Torniamo al nostro decreto Salvabanche.
E’ della vigilia di Natale un comunicato dei consigli di amministrazione delle nuove banche nate dalle ceneri dei quattro istituti da cui è nata tutta la vicenda (Banca: Marche e Etruria; Cari: Ferrara e Chieti), in cui fanno sapere che in base alle norme italiane ed europee loro “non possono essere oggetto di azioni da parte dei vecchi azionisti e obbligazionisti subordinati”. Evidentemente il codice civile e penale in cui è incappata la signora Clara è diverso da quello delle nostre banche.
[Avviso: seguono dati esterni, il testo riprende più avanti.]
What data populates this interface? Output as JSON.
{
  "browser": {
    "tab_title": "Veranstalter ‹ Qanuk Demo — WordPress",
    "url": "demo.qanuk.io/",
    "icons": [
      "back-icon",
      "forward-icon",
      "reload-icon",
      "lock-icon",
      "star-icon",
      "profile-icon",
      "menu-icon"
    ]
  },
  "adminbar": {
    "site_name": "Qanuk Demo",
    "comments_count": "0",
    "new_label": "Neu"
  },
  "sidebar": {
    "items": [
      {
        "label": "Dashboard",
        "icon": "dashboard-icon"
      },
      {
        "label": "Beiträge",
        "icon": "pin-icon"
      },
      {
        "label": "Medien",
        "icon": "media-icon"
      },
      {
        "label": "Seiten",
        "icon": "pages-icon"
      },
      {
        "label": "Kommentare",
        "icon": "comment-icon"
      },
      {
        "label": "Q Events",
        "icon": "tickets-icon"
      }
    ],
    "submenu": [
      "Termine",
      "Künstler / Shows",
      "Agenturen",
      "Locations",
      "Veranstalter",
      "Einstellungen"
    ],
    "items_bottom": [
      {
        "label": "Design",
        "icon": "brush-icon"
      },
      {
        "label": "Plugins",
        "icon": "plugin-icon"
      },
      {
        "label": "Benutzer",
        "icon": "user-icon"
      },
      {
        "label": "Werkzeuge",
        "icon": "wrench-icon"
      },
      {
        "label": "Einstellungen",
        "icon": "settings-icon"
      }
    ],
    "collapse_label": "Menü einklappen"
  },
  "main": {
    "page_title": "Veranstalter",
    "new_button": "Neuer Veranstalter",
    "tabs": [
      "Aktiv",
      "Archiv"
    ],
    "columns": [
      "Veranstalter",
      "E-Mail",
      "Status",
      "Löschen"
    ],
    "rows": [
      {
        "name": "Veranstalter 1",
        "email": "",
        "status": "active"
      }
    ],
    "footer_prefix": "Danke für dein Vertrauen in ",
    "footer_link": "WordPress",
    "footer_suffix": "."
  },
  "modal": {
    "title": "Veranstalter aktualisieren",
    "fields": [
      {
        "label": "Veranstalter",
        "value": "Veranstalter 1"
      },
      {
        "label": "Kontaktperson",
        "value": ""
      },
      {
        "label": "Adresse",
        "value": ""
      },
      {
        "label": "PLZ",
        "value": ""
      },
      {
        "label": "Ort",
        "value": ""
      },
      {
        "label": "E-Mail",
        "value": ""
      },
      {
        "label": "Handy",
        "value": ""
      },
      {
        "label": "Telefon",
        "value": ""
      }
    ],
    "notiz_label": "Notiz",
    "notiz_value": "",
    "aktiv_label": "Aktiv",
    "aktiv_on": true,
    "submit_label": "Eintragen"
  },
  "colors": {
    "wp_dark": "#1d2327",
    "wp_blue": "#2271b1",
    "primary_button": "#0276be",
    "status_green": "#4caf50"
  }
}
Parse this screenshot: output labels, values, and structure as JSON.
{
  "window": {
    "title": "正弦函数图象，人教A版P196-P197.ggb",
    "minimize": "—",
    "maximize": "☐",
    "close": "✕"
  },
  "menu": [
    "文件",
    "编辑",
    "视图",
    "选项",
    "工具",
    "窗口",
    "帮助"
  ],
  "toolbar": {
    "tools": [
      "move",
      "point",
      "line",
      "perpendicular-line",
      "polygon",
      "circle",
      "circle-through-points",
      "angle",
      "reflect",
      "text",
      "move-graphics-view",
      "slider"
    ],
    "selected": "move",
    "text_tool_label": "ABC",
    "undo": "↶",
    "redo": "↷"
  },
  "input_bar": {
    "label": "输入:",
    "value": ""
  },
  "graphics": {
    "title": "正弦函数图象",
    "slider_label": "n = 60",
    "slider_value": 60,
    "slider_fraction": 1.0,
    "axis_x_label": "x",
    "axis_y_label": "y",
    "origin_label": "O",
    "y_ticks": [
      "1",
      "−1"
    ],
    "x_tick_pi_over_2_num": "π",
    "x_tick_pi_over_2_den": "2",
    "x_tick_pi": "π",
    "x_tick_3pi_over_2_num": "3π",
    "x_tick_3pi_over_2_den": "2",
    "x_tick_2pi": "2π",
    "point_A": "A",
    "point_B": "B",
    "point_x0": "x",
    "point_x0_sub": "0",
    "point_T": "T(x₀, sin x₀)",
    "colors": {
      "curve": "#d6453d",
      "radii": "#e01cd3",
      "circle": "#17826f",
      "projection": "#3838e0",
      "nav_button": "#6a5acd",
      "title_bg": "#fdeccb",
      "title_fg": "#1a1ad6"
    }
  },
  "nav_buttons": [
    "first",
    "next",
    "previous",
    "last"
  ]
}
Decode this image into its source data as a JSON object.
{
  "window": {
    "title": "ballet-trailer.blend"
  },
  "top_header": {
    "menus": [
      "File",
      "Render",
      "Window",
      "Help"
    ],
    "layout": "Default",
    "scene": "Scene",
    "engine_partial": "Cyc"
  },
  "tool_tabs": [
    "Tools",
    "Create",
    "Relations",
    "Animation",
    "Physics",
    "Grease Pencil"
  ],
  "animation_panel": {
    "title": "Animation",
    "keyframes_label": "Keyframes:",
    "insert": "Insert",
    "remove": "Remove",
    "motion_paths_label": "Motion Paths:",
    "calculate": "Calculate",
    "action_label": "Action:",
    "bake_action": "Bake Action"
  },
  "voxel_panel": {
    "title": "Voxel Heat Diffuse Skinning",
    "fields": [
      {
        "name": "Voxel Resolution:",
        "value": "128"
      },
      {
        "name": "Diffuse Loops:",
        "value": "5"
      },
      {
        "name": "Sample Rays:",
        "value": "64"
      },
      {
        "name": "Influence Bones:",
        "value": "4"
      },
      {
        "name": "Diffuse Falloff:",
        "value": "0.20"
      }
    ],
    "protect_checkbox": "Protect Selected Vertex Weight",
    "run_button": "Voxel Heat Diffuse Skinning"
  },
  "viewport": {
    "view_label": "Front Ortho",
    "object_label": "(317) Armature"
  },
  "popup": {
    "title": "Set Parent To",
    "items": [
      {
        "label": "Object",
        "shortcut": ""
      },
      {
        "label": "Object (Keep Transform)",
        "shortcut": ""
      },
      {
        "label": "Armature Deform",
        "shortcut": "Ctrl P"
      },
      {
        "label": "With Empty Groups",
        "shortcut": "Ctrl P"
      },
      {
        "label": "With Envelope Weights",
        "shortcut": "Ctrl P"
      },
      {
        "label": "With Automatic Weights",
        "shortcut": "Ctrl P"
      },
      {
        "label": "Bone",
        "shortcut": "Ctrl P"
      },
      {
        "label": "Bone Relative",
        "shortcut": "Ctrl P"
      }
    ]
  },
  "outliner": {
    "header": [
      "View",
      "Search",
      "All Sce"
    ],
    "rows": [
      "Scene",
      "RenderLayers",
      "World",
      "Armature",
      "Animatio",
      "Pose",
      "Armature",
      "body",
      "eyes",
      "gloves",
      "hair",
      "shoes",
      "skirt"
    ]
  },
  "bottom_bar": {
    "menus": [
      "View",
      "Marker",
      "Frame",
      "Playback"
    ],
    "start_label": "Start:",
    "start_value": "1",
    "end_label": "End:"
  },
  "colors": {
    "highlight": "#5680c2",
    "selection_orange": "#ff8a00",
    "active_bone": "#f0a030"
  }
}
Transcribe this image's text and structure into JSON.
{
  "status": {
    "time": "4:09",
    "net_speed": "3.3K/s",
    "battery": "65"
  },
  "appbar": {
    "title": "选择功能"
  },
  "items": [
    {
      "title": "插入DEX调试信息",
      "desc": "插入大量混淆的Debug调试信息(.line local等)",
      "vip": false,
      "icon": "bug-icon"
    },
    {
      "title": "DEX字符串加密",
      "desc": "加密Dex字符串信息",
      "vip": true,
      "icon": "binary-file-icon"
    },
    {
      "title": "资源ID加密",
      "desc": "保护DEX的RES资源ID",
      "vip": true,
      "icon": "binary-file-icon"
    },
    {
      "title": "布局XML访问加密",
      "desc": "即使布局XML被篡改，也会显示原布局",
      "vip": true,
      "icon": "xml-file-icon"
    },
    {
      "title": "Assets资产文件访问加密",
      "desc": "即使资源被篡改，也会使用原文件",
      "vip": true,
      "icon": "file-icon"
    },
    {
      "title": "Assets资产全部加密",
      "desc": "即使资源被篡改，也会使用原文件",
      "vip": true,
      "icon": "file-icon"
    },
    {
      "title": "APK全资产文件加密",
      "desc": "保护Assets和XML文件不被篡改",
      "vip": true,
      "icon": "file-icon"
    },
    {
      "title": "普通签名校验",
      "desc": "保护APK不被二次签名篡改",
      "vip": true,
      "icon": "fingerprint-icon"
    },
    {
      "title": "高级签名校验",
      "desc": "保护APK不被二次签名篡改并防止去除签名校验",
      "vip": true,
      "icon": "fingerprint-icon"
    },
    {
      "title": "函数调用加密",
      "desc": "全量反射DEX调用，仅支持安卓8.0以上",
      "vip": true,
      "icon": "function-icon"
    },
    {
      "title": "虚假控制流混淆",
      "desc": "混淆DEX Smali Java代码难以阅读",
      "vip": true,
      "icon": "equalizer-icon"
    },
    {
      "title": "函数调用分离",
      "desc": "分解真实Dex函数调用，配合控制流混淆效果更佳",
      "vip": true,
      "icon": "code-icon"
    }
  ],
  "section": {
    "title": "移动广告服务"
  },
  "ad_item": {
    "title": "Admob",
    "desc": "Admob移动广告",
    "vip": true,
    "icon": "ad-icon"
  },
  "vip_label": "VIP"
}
A cui, perchè la percezione tangibile di beffa sia più completa, aggiungiamo che il legislatore ha approvato un decreto in cui c’è scritto -papale, papale- “resta salvo il diritto al risarcimento degli investitori”…. che -aggiungiamo noi- avendo gli investitori perso 800 milioni, come faranno a veder riconosciuto questo loro diritto visto che il fondo messo a disposizione è di 100 milioni e che le nuove banche sono intoccabili? Quindi. Da un parte le leggi che non sono uguali per tutti. Dall’altra il legislatore che afferma diritti che sa gia’ in partenza che non potranno essere onorati. A ognuno la propria riflessione.